今回ご紹介したプラズマ乳酸菌もその一つと言えます。

また、春先の花粉症もとても従業員の生産性を下げていると思います。

ですから、花粉症の特効薬が市販化されれば、増え続ける花粉症患者の生産性を下げなくて済むようになります。

このように食べ物の栄養管理や予防薬によって従業員の健康増進が図られれば、まさしく健康経営の一環と言えます。

 

このように考えていくと、従業員の健康維持などに効果のある花粉症などの研究開発を進める薬品メーカーに一般メーカーが共同でその資金を投資するという動きがあってもいいのではないかと思います。

 

ところで、従業員の生産性向上を検討する際、今回ご紹介したプラズマ乳酸菌や花粉症の特効薬のような健康食品や特効薬のようなもの以外にもいろいろあると思います。

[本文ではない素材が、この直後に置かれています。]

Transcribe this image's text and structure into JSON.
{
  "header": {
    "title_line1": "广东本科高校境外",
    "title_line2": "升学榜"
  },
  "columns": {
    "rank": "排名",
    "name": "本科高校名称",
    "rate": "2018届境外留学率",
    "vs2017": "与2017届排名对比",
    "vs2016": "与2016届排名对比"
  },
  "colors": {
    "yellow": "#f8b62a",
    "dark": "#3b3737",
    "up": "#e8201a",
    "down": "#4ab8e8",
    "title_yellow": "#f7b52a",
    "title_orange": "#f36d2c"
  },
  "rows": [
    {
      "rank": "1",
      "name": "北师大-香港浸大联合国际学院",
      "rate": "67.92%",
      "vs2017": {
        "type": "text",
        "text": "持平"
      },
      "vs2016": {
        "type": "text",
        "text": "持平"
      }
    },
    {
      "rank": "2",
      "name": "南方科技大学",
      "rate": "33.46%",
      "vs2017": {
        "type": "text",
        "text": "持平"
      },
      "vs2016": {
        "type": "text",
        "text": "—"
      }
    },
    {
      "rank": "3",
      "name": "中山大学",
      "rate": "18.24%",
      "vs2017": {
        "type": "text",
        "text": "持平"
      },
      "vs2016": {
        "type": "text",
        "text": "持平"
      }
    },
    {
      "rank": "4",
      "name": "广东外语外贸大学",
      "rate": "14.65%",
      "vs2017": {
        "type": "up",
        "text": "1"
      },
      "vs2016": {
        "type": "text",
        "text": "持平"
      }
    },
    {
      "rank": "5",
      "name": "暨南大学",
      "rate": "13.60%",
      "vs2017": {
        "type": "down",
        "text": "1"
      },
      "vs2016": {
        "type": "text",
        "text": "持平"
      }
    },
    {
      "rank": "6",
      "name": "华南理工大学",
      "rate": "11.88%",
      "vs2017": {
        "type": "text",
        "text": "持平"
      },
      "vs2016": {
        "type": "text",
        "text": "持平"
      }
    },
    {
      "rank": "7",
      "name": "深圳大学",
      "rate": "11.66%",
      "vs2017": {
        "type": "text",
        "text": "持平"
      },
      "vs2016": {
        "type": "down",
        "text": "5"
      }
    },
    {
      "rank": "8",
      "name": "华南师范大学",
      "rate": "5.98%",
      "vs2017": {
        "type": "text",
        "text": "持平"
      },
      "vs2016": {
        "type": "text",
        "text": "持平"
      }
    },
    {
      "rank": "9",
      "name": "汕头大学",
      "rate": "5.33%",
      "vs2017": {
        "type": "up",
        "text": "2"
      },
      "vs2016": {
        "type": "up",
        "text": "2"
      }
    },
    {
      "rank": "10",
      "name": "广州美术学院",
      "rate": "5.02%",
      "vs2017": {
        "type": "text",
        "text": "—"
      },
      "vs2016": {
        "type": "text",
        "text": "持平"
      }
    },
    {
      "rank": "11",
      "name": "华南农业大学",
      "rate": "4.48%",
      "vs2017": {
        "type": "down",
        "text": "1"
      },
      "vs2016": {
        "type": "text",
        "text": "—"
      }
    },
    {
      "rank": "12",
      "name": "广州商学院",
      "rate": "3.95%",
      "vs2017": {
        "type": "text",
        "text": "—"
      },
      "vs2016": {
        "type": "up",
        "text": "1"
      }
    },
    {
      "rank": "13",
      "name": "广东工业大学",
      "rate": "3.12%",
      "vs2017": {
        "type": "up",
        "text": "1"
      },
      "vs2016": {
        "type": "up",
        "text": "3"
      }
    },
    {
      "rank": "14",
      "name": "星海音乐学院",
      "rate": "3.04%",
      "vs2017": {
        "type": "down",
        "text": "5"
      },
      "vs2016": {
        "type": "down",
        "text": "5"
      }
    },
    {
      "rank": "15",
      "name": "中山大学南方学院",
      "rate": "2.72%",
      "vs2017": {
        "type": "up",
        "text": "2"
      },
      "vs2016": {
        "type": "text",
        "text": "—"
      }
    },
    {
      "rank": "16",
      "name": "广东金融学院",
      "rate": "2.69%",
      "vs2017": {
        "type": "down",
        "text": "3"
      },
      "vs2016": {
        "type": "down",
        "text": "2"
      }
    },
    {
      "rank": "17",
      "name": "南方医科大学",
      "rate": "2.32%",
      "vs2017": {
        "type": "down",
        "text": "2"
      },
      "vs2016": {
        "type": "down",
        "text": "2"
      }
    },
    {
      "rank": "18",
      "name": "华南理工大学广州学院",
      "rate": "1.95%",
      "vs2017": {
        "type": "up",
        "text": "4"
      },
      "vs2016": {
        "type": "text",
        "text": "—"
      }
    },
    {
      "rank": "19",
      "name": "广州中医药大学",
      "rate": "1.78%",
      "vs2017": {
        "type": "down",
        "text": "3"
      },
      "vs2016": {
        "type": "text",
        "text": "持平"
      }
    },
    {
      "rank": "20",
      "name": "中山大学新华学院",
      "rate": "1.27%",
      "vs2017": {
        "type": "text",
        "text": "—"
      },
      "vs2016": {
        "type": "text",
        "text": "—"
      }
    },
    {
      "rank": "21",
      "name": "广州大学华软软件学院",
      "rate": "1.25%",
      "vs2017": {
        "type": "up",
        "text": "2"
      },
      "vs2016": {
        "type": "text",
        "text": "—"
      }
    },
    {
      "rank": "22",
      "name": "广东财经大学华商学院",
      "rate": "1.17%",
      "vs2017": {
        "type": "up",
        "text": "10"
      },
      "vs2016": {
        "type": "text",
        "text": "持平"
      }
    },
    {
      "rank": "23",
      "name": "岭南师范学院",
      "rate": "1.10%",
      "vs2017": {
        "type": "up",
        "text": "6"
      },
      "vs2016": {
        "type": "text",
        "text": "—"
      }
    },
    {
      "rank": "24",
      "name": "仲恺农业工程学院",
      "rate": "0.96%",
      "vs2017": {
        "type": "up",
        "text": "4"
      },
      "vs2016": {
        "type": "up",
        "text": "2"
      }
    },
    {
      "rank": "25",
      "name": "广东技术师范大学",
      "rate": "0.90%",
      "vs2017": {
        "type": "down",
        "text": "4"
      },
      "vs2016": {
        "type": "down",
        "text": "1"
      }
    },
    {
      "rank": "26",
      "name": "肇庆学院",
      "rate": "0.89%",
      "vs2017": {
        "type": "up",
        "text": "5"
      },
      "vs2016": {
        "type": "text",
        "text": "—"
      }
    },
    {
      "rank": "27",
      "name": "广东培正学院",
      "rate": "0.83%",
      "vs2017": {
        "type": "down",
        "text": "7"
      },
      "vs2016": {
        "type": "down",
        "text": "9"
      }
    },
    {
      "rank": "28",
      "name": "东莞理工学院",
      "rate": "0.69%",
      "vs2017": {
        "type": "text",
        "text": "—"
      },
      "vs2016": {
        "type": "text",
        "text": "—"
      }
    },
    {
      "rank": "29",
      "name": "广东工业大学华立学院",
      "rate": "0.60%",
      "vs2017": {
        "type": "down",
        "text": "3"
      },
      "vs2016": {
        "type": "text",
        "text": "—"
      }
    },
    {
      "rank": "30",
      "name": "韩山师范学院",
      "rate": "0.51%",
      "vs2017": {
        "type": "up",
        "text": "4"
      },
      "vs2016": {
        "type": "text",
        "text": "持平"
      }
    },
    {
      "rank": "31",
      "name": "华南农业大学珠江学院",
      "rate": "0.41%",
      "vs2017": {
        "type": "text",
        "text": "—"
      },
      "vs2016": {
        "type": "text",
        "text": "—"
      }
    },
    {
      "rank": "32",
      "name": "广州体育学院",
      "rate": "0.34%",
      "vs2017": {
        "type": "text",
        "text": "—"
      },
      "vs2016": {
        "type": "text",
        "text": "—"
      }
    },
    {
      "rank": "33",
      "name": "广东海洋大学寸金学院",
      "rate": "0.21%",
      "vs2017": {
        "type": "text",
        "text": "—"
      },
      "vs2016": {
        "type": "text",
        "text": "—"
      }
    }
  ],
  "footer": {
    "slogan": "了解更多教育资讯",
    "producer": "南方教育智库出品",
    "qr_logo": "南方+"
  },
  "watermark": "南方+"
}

例えば職場での人間関係、家庭での悩み、あるいは友人関係、更には働き過ぎによる生産性の低下など、様々な視点があります。

ですから生産性向上の万能薬はないのです。

ということで、会社全体の生産性を向上させるために、健康経営を進めるうえでは従業員全体に共通の対応策と従業員一人ひとりの状況に応じた対応策が求められるのです。

このように考えてくると、AIやロボットの導入が普及していくと、会社は健康経営のような必要性から解放される領域が広がると思います。

 

さて、山川さんのおっしゃった、食品飲料業界のトレンドが『「ゼロ」から「プラス」へ』というのはとても面白いと思います。

どんな商品にも狙いがあります。

それがどのような観点や背景から生まれたのか、あるいは新しいアイデアを考えるうえで、『「ゼロ」から「プラス」へ』というような視点はとても役立つと思います。